The connection: GAO has open recommendations on every one of these programs. Many trace back five, ten, fifteen years. The reason the FY 2025 number went up $24 billion instead of down is the same reason the FY 2024 number went up — Congress and the agencies didn't act on the open recommendations.
On February 25, 2025, Comptroller General Gene L. Dodaro testified before the House Committee on Oversight and Accountability on GAO-25-108125 — the 2025 High-Risk List. The list flagged 38 federal program areas at elevated risk for waste, fraud, abuse, or mismanagement — including one new entry, Improving the Delivery of Federal Disaster Assistance. Across the 19 fiscal years FY 2006–FY 2024, GAO-attributed financial benefits from addressing High-Risk Series items totaled nearly $759 billion, an average of $40 billion a year. Three areas regressed against GAO criteria in 2025: DOD Weapon Systems Acquisition, Improving IT Acquisitions and Management, and Managing Federal Real Property. Dodaro's tenure ended ten months later, on December 30, 2025, after 15 years as Comptroller General. Chief Operating Officer Orice Williams Brown has been serving as Acting Comptroller General since — pending Senate confirmation of a permanent successor nominated by President Trump.
A 77% closure rate is, by any honest measure, a high one. It is also misleading as a standalone statistic. The reason GAO's smaller recommendations close is that agency bureaucrats have the unilateral authority to close them — consolidate two training programs, retire an obsolete IT system, reconcile a data definition. The reason the largest dollar recommendations stay open is that closing them requires Congress to vote.

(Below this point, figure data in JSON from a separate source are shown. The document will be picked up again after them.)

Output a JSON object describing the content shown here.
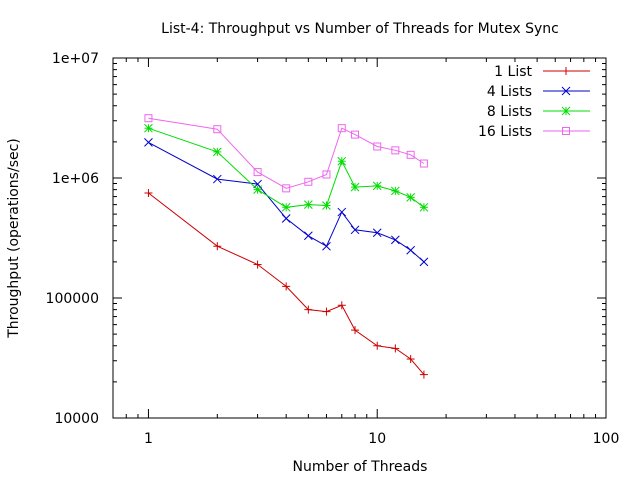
{
  "chart_data": {
    "type": "line",
    "title": "List-4: Throughput vs Number of Threads for Mutex Sync",
    "xlabel": "Number of Threads",
    "ylabel": "Throughput (operations/sec)",
    "x_scale": "log",
    "y_scale": "log",
    "xlim": [
      0.7,
      100
    ],
    "ylim": [
      10000,
      10000000
    ],
    "x_ticks": [
      1,
      10,
      100
    ],
    "x_tick_labels": [
      "1",
      "10",
      "100"
    ],
    "y_ticks": [
      10000,
      100000,
      1000000,
      10000000
    ],
    "y_tick_labels": [
      "10000",
      "100000",
      "1e+06",
      "1e+07"
    ],
    "grid": false,
    "legend_position": "top-right",
    "series": [
      {
        "name": "1 List",
        "color": "#cc0000",
        "marker": "plus",
        "x": [
          1,
          2,
          3,
          4,
          5,
          6,
          7,
          8,
          10,
          12,
          14,
          16
        ],
        "y": [
          750000,
          270000,
          190000,
          125000,
          80000,
          77000,
          87000,
          54000,
          40000,
          38000,
          31000,
          23000
        ]
      },
      {
        "name": "4 Lists",
        "color": "#0000cc",
        "marker": "cross",
        "x": [
          1,
          2,
          3,
          4,
          5,
          6,
          7,
          8,
          10,
          12,
          14,
          16
        ],
        "y": [
          1980000,
          980000,
          890000,
          460000,
          330000,
          270000,
          520000,
          370000,
          350000,
          305000,
          250000,
          200000
        ]
      },
      {
        "name": "8 Lists",
        "color": "#00dd00",
        "marker": "star",
        "x": [
          1,
          2,
          3,
          4,
          5,
          6,
          7,
          8,
          10,
          12,
          14,
          16
        ],
        "y": [
          2600000,
          1650000,
          800000,
          570000,
          600000,
          590000,
          1380000,
          840000,
          860000,
          780000,
          690000,
          570000
        ]
      },
      {
        "name": "16 Lists",
        "color": "#ee66ee",
        "marker": "square",
        "x": [
          1,
          2,
          3,
          4,
          5,
          6,
          7,
          8,
          10,
          12,
          14,
          16
        ],
        "y": [
          3150000,
          2550000,
          1120000,
          820000,
          930000,
          1070000,
          2600000,
          2300000,
          1830000,
          1700000,
          1560000,
          1320000
        ]
      }
    ]
  }
}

The Medicare outpatient equalization. The Federal Employees Health Benefits ineligible-dependent purge. The IRS enforcement modernization. The Medicare/Medicaid fraud-prevention authorities. Every one of these is bigger than the entire DOGE cost-cutting agenda combined, and every one of them has been sitting in plain English in a GAO report for a decade or more. The political story is not that the watchdog is failing. It is that the recommendations are sitting on the desks of members of Congress who have not, for ten or fifteen years, been willing to take the floor vote.
GAO has handed Congress 2,148 specific cost-cutting recommendations since 2011 and $774 billion in already-realized savings to prove they work. Another $132–$251 billion in savings is sitting in the open file — plus $186 billion lost to improper payments last year alone. The watchdog did its job. The memo is on the desk. The only thing missing is the floor vote.